À Brigue (VS), l’ordre des Ursulines, qui avait amassé des réserves financières en vendant ses écoles, souhaitait offrir un toit à une dizaine de ménages en proposant des logements abordables. Après avoir remporté le concours organisé par la congrégation des sœurs, les architectes du bureau Walliser ont développé une maison de cinq niveaux à l’architecture contemporaine, inspirée de la tradition constructive alpine. Des matériaux nobles s’exprimant sans faux-semblants y sont assemblés en toute simplicité, cherchant à s’inscrire dans le temps long de constructions centenaires. Les architectes ont favorisé des ressources proches pour trouver les matières premières. Combinant béton issu de granulats du Rhône et mélèze indigène, et adoptant une posture engagée, ils ont utilisé 12 tonnes de laine de mouton collectée auprès d’éleveurs valaisans pour combler les parois extérieures de 220 mm d’isolants et la toiture à chevrons de 300 mm. Leur partenaire commercial, Fisolan, a recueilli la matière précieuse durant deux ans en privilégiant les circuits courts. La maison communautaire, achevée en 2019, apparaît aujourd’hui comme un ouvrage solidement ancré à sa terre. L’œil glisse du paysage naturel au paysage bâti, sans sourciller.

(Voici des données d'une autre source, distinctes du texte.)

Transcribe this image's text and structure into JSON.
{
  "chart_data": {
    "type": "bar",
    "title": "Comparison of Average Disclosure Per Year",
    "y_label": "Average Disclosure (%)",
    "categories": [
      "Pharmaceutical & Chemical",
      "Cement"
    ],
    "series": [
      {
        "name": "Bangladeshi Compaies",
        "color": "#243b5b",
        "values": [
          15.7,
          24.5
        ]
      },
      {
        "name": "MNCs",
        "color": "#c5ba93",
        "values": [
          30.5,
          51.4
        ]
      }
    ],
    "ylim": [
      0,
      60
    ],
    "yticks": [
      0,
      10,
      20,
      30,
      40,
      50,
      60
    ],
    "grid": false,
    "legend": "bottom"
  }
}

La laine de mouton, vraiment écologique?

La laine de mouton est un matériau de proximité, naturel et renouvelable ; des qualités suffisamment rares pour être mises en valeur. Les chiffres concernant son énergie grise sont d’ailleurs bons, avec un recours en énergie primaire de 50 kWh/m3 (fibres de lin : 30 kWh/m3, polystyrène expansé : 450 kWh/m3). Ainsi, les deux productions suisses d’isolants qui reçoivent le label Eco-bau sont adaptées aux exigences Minergie ECO. Cependant, le bilan carbone de la laine de mouton, s’il est pensé comme une finalité en soi justifiant l’élevage de troupeaux, se révèlerait beaucoup trop élevé pour être une solution réaliste. En effet, nourrir un animal à quatre pattes, qui émet du méthane, dans l’objectif de produire 3 à 5 kg de laine brute par année devient un non-sens. Le marché des isolants à base de laine de mouton restera donc probablement un marché de niche, qui existera aussi longtemps que la laine d’ici ne trouvera pas de meilleure alternative.